S. 212 (1) Zweierei Lebensgeister (πνεύματα) kennen wir, und zwar einen, den wir „Seele“ schlechtweg nennen1, und einen, der höher steht als die Seele und Gottes Ebenbild und Gleichnis ist2. Beide wohnten in der Brust der ersten Menschen, damit sie zwar an der Materie teilhätten, aber doch auch über ihr stünden. Es verhält sich damit wie folgt.
(2) Das ganze Weltgebäude und die ganze Schöpfung besteht, wie man sehen kann, aus Materie und die Materie selbst ist von Gott geschaffen, wobei man sich denken muß, daß sie vor der Scheidung der Elemente wüst und ungestalt, erst nach derselben schön und wohl geordnet war. (3) So bestehen der Himmel und seine Sterne aus Materie; auch die Erde und was immer auf ihr lebt, hat dieselbe Beschaffenheit, so daß überhaupt alles gleicher Herkunft ist. (4) Trotzdem aber gibt es Unterschiede in den materiellen Dingen, so daß das eine besonders schön, das andere zwar auch schön ist, aber doch von etwas vorzüglicherem in den Schatten gestellt wird. (5) Denn wie die Zusammensetzung des menschlichen S. 213 Körpers einheitlich und maßgebend für seine Existenz ist und demgemäß seine Teile verschiedenes Ansehen haben, hier das Auge seinen Patz findet, dort das Ohr, da der Schmuck der Haare, das System der Eingeweide, das Gefüge von Mark, Knochen und Sehnen, und wie trotz aller Verschiedenheit der Teile das Ganze eine in seiner Zweckmäßigkeit durchaus harmonische Einheit bildet: so hat auch die Welt gemäß der Macht ihres Schöpfers schönere und minder schöne Bestandteile empfangen und nach dem Willen ihres Bildners einen materiellen Lebensgeist bekommen3. (6) Dies kann im einzelnen jeder einsehen, der nicht in lauter Aufgeblasenheit die hochheiligen Offenbarungen4 von sich weist, die im Laufe der Zeit schriftlich aufgezeichnet worden sind und alle jene zu Freunden Gottes gemacht haben, die ihnen Gehör schenken.

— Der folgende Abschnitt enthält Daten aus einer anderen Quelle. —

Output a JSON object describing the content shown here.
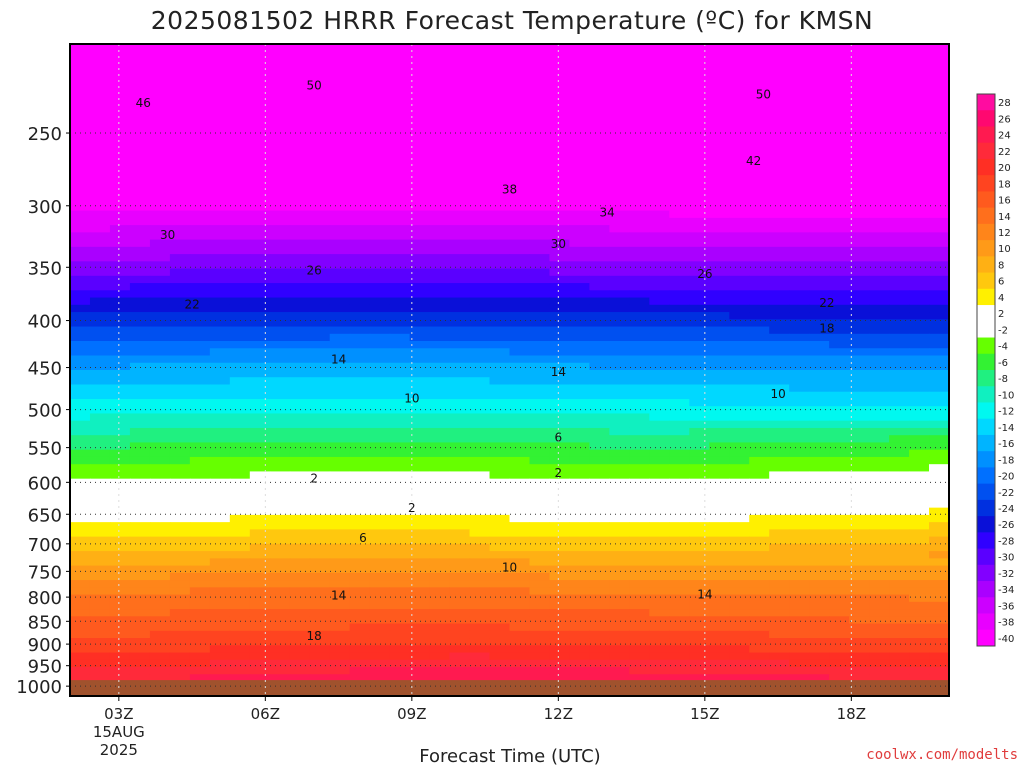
{
  "title": "2025081502 HRRR Forecast Temperature (ºC) for KMSN",
  "x_axis_title": "Forecast Time (UTC)",
  "credit": "coolwx.com/modelts",
  "chart_data": {
    "type": "heatmap",
    "variable": "Temperature (ºC)",
    "x_ticks": [
      {
        "label": "03Z",
        "hour": 3,
        "sub": [
          "15AUG",
          "2025"
        ]
      },
      {
        "label": "06Z",
        "hour": 6
      },
      {
        "label": "09Z",
        "hour": 9
      },
      {
        "label": "12Z",
        "hour": 12
      },
      {
        "label": "15Z",
        "hour": 15
      },
      {
        "label": "18Z",
        "hour": 18
      }
    ],
    "xlim_hours": [
      2,
      20
    ],
    "y_ticks": [
      250,
      300,
      350,
      400,
      450,
      500,
      550,
      600,
      650,
      700,
      750,
      800,
      850,
      900,
      950,
      1000
    ],
    "ylim_hpa": [
      1025,
      200
    ],
    "y_scale": "log-pressure",
    "ground_hpa": 985,
    "dotted_grid_levels": [
      250,
      300,
      350,
      400,
      450,
      500,
      550,
      600,
      650,
      700,
      750,
      800,
      850,
      900,
      950,
      1000
    ],
    "colorbar_levels": [
      28,
      26,
      24,
      22,
      20,
      18,
      16,
      14,
      12,
      10,
      8,
      6,
      4,
      2,
      -2,
      -4,
      -6,
      -8,
      -10,
      -12,
      -14,
      -16,
      -18,
      -20,
      -22,
      -24,
      -26,
      -28,
      -30,
      -32,
      -34,
      -36,
      -38,
      -40
    ],
    "colorbar_colors": [
      "#ff0ca0",
      "#ff0870",
      "#ff1a50",
      "#ff2a3a",
      "#ff2f24",
      "#ff4420",
      "#ff5a1e",
      "#ff6f1c",
      "#ff851a",
      "#ff9a18",
      "#ffb014",
      "#ffc80e",
      "#fff000",
      "#ffffff",
      "#ffffff",
      "#66ff00",
      "#33f233",
      "#20f080",
      "#10f0c0",
      "#00f8f0",
      "#00d8ff",
      "#00b4ff",
      "#0090ff",
      "#0070ff",
      "#0050f0",
      "#0030e0",
      "#0a10d8",
      "#3000ff",
      "#5a00ff",
      "#8200ff",
      "#aa00ff",
      "#cc00ff",
      "#e800ff",
      "#ff00ff"
    ],
    "contours": [
      {
        "value": -50,
        "label": "50",
        "dashed": true
      },
      {
        "value": -46,
        "label": "46",
        "dashed": true
      },
      {
        "value": -42,
        "label": "42",
        "dashed": true
      },
      {
        "value": -38,
        "label": "38",
        "dashed": true
      },
      {
        "value": -34,
        "label": "34",
        "dashed": true
      },
      {
        "value": -30,
        "label": "30",
        "dashed": true
      },
      {
        "value": -26,
        "label": "26",
        "dashed": true
      },
      {
        "value": -22,
        "label": "22",
        "dashed": true
      },
      {
        "value": -18,
        "label": "18",
        "dashed": true
      },
      {
        "value": -14,
        "label": "14",
        "dashed": true
      },
      {
        "value": -10,
        "label": "10",
        "dashed": true
      },
      {
        "value": -6,
        "label": "6",
        "dashed": true
      },
      {
        "value": -2,
        "label": "2",
        "dashed": true
      },
      {
        "value": 0,
        "label": "",
        "dashed": false
      },
      {
        "value": 2,
        "label": "2",
        "dashed": false
      },
      {
        "value": 6,
        "label": "6",
        "dashed": false
      },
      {
        "value": 10,
        "label": "10",
        "dashed": false
      },
      {
        "value": 14,
        "label": "14",
        "dashed": false
      },
      {
        "value": 18,
        "label": "18",
        "dashed": false
      }
    ],
    "label_positions": [
      {
        "text": "50",
        "hour": 7.0,
        "hpa": 222
      },
      {
        "text": "50",
        "hour": 16.2,
        "hpa": 227
      },
      {
        "text": "46",
        "hour": 3.5,
        "hpa": 232
      },
      {
        "text": "42",
        "hour": 16.0,
        "hpa": 268
      },
      {
        "text": "38",
        "hour": 11.0,
        "hpa": 288
      },
      {
        "text": "34",
        "hour": 13.0,
        "hpa": 305
      },
      {
        "text": "30",
        "hour": 4.0,
        "hpa": 323
      },
      {
        "text": "30",
        "hour": 12.0,
        "hpa": 330
      },
      {
        "text": "26",
        "hour": 7.0,
        "hpa": 353
      },
      {
        "text": "26",
        "hour": 15.0,
        "hpa": 356
      },
      {
        "text": "22",
        "hour": 4.5,
        "hpa": 384
      },
      {
        "text": "22",
        "hour": 17.5,
        "hpa": 383
      },
      {
        "text": "18",
        "hour": 17.5,
        "hpa": 408
      },
      {
        "text": "14",
        "hour": 7.5,
        "hpa": 441
      },
      {
        "text": "14",
        "hour": 12.0,
        "hpa": 455
      },
      {
        "text": "10",
        "hour": 9.0,
        "hpa": 486
      },
      {
        "text": "10",
        "hour": 16.5,
        "hpa": 481
      },
      {
        "text": "6",
        "hour": 12.0,
        "hpa": 536
      },
      {
        "text": "2",
        "hour": 7.0,
        "hpa": 594
      },
      {
        "text": "2",
        "hour": 12.0,
        "hpa": 586
      },
      {
        "text": "2",
        "hour": 9.0,
        "hpa": 640
      },
      {
        "text": "6",
        "hour": 8.0,
        "hpa": 690
      },
      {
        "text": "10",
        "hour": 11.0,
        "hpa": 743
      },
      {
        "text": "14",
        "hour": 7.5,
        "hpa": 797
      },
      {
        "text": "14",
        "hour": 15.0,
        "hpa": 795
      },
      {
        "text": "18",
        "hour": 7.0,
        "hpa": 882
      }
    ]
  }
}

(7) Gleich den Menschen5 haben also auch die Dämonen, wie ihr sie nennt, eine materielle Konstitution mit einem materiellen Geist erhalten und sind sündhaft und üppig geworden, da sich nur einige von ihnen der Reinheit zuwandten6, die anderen aber den Schmutz der Materie wählten und demgemäß ihren Wandel einrichteten. (8) Diese betet ihr an, ihr Bekenner des Griechentums, obgleich sie aus irdischem Stoffe geworden sind und weitab von der rechten Ordnung befunden wurden. (9) Denn da sie sich in ihrer Torheit ruhmsüchtiger Eitelkeit hingegeben und alle Zügel abgeworfen hatten, erfrechten sie sich sogar, Gottesräuber zu werden7. Der Herr des Alls aber läßt sie ihren Übermut treiben8, bis die Welt ein Ende nimmt und aufgelöst wird und der Richter erscheint und alle Menschen, die während des Aufruhrs der Dämonen nach der S. 214 Erkenntnis des vollkommenen Gottes gestrebt haben9, am Tage des Gerichtes ein um so makelloseres Zeugnis um ihrer Kämpfe willen empfangen werden.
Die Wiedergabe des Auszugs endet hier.